Uno pensa di poter esser libero quanto può.
La libertà si crea, la libertà ci crea. 



Vaghi sentori primaverili riempivano l’aria immergendo ogni cosa in un profumato abbraccio di Maggio. Sbocciati i fiori più variopinti, non restò nulla alla Natura se non godere dei frutti estasianti, frutto della sua fertilità; e così fece pure un ciliegio in fiore, sbocciato in mezzo ad un prato tagliato male e pieno di gentili ricordi di scatolette per cani. Esso si alzava placido sopra il resto, vegliando amorevolmente sulle sue limitrofe vicinanze imperfette, sconfinando in un lungo gesto di apertura alare verso il cielo, perché sì, quello che più desiderava era fuggire da quel posto.

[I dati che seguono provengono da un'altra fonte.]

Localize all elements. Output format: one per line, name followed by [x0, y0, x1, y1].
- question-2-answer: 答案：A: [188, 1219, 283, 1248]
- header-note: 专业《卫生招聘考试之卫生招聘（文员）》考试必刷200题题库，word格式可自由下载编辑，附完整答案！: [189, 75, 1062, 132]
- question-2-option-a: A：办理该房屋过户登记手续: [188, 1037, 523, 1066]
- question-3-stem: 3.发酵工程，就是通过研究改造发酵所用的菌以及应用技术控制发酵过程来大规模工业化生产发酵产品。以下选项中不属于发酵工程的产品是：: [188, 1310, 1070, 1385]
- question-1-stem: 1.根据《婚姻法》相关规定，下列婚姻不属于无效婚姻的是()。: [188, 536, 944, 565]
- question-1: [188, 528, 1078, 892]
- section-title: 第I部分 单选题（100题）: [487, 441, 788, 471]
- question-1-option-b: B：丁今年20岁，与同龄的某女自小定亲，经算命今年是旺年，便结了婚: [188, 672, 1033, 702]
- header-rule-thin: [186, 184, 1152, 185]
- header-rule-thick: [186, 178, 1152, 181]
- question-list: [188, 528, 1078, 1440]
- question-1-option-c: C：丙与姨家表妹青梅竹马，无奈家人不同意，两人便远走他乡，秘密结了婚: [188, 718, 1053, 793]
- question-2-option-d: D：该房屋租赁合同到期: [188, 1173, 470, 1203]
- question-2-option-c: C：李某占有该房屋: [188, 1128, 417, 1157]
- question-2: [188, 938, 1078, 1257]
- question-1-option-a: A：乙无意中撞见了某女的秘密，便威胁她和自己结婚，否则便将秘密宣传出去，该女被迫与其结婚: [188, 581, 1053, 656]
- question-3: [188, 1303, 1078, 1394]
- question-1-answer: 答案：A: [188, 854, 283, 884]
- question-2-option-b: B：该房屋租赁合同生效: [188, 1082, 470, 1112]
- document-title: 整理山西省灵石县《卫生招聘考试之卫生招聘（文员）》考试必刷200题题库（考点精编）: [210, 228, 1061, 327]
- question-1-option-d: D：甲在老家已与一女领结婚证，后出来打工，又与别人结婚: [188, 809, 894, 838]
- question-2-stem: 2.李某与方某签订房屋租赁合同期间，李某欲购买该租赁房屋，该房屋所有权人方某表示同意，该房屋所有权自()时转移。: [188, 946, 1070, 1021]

Non che odiasse profondamente il suo mondo, così ben radicato alle sue radici, o si lamentasse dell’erba così alta da solleticargli il tronco ormai vecchio, ma si era semplicemente stancato della monotona brezza che ogni giorno, alla stessa ora, gli sbuffava caldo vento pomeridiano su tra i rami ed anche dei soliti pazzi uccelletti che saltavano come saltimbanchi matti da una fronda all’altra, rovinandogli così la curata capigliatura fiorita, di cui andava ben fiero. Si era stufato delle colite cose, così scontate e banali, tanto da essergli entrate dentro come clorofilla che lenta gli bagnava le venature della corteccia, si era stufato di tutto e basta. Ma spesso le radici che abbiamo piantato ( o ci hanno  inseminato per noi) sono troppo profonde, ed il loro stare sempre e rigorosamente nel loro posto è essenziale per la sopravvivenza del singolo, per quanto tentiamo a parole di sradicarci dal suolo in cui camminiamo, ma che ci opprime dal basso.                                                                                                                Ma il colpo di reni del ciliegio, l’ultima chance, o l’occasione della vita, arrivò tra tutta questa disperazione solitaria: la solita brezza del meriggio portò con sé i figli del sogno proibito dell’albero: i petali staccatisi dai rami più sporgenti, che ora alti si librano fin oltre le nuvole, una volta solo immaginate. Leggeri come speranze avvenute e liberi come un desiderio realizzato, fuggivano dalla prigione tetra ma fiorita della loro infanzia, sin da quando erano semplici germogli immaturi. Illusi, prima o poi cadranno, ma questo loro non lo sanno, o forse sì, nel loro inconscio. Ma l’attimo irripetibile di fuga nel cielo vale tutti i mille giorni a marcire nel suolo dal quale sono fuggiti, per aspettare la rinascita su un nuovo albero, e ricompiere il miracolo di un ciliegio sognatore e regista disperato di una tragedia a fine incerto. Intanto, i sentori primaverili si stanno spegnendo, ed il ciliegio, ora completamente solo, e senza fronde, resta a meditare sul suo avvenire: Darà ogni singola goccia di vita per donare, anche solo per un istante, un frangente di libertà ai suoi frutti, sacrificando la sua, ma gioendo assieme della loro felicità. Come un buon genitore.